Welcome to Financial Advisor IQ

Bernie Madoff-Type Fraudsters May Find it Harder to Hide if This Law Passes

March 15, 2019

A bipartisan bill introduced by members of the Senate Banking Committee would double the time the SEC is currently allowed to recoup funds lost due to fraud, according to news reports.

The Securities Fraud Enforcement and Investor Compensation Act, introduced by Sens. Mark Warner, D-Va., and John Kennedy, R-La., would give the regulator 10 years to seek restitution for victims of fraud, according to Law360.com.

The bill aims to expand the SEC’s ability to protect investors in light of the 2017 U.S. Supreme Court decision in Kokesh v. SEC, which effectively cut the recovery period to five years, the legal news website writes.

That ruling, according to the SEC’s 2018 enforcement report, “may cause the commission to forgo up to approximately $900 million in disgorgement, of which a substantial amount likely could have been returned to retail investors,” the senators said in a statement cited by Law360.com.

“As Bernie Madoff demonstrated, financial fraudsters can sometimes go on for years, even decades, before they finally get caught,” Warner says in a statement cited by the website. “They shouldn't be able to rip off investors just because some arbitrary five-year window has expired.
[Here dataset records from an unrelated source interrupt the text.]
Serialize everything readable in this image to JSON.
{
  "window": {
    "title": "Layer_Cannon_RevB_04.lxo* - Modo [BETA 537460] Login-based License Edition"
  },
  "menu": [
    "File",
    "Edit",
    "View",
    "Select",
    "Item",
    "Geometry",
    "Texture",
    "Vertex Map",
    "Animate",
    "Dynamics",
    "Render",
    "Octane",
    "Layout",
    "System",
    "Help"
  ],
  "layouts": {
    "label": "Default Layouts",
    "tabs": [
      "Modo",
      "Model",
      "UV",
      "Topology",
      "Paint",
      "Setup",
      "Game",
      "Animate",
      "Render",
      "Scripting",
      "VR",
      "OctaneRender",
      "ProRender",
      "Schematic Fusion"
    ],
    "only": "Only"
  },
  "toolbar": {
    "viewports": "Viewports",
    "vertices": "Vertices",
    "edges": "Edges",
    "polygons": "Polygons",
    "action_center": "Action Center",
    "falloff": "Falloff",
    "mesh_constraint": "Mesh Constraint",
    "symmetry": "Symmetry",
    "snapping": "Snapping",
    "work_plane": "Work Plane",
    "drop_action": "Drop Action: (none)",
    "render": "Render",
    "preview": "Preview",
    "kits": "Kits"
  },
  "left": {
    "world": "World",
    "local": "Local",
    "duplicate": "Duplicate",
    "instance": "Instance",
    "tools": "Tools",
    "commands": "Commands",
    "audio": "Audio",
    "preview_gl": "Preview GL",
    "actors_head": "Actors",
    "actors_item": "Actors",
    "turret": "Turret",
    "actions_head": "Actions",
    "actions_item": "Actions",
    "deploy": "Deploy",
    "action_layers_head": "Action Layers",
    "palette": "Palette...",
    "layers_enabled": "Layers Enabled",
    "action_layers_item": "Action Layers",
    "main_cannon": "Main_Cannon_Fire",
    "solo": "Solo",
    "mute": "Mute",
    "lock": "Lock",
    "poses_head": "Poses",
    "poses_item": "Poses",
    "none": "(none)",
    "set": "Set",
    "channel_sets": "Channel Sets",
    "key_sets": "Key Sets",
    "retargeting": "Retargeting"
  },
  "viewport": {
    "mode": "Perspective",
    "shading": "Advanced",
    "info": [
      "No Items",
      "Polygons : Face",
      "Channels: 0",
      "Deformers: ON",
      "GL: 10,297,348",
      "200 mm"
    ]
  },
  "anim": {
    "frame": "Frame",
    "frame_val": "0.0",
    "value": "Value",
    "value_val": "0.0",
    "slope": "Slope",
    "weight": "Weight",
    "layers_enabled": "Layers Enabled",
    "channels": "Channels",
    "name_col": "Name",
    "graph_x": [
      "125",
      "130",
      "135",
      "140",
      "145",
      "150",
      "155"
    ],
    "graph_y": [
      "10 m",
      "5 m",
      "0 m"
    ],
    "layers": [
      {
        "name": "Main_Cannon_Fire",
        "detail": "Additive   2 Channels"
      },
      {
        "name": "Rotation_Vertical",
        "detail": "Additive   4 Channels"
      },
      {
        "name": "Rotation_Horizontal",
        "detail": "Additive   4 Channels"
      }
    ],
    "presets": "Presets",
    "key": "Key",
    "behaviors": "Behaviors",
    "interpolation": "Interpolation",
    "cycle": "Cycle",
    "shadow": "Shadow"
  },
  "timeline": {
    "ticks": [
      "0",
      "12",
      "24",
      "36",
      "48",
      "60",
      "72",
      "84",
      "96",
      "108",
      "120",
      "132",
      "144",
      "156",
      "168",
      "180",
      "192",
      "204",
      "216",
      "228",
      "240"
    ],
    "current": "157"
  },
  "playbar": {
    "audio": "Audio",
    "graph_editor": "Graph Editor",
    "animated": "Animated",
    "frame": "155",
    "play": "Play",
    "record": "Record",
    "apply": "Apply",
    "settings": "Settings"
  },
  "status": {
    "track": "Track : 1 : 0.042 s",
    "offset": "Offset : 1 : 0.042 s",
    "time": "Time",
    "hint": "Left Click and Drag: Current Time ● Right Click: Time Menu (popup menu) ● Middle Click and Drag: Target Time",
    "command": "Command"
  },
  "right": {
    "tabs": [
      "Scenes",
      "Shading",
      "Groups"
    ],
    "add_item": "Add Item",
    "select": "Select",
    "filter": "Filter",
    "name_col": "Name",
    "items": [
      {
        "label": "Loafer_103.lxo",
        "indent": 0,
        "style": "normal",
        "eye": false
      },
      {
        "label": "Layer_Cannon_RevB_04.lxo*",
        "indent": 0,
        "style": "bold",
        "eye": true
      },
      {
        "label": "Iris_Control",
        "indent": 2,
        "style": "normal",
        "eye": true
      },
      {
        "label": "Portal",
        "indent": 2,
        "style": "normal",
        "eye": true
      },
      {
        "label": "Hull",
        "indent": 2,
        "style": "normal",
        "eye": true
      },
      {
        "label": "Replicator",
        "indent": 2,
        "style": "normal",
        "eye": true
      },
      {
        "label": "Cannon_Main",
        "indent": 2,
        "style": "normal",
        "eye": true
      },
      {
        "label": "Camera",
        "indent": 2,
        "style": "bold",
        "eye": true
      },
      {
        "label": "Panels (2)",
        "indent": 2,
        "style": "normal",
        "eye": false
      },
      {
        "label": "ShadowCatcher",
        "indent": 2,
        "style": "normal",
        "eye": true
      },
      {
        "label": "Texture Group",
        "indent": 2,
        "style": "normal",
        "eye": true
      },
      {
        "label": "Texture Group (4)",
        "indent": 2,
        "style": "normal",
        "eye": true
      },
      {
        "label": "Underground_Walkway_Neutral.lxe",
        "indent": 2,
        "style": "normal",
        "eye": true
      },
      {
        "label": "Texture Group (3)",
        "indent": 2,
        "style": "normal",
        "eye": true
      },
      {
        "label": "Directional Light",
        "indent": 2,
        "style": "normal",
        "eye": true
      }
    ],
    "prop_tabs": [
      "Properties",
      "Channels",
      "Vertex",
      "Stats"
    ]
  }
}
This bill will give the Securities and Exchange Commission more time and additional tools to seek restitution for everyday Americans who fall victim to investment scams.”

The proposed bill would keep the current five-year limit on disgorgement, however, according to Law360.com. The 2017 Supreme Court’s decision deemed disgorgement a civil penalty, which has a five-year cap, the website writes.

Bernie Madoff (Getty)

Prior to the decision, there was no statute of limitations on disgorgement, according to Law360.com.

A spokesman for Warner declined further comment to Law360.com and a representative for Kennedy didn’t respond to its request for comment.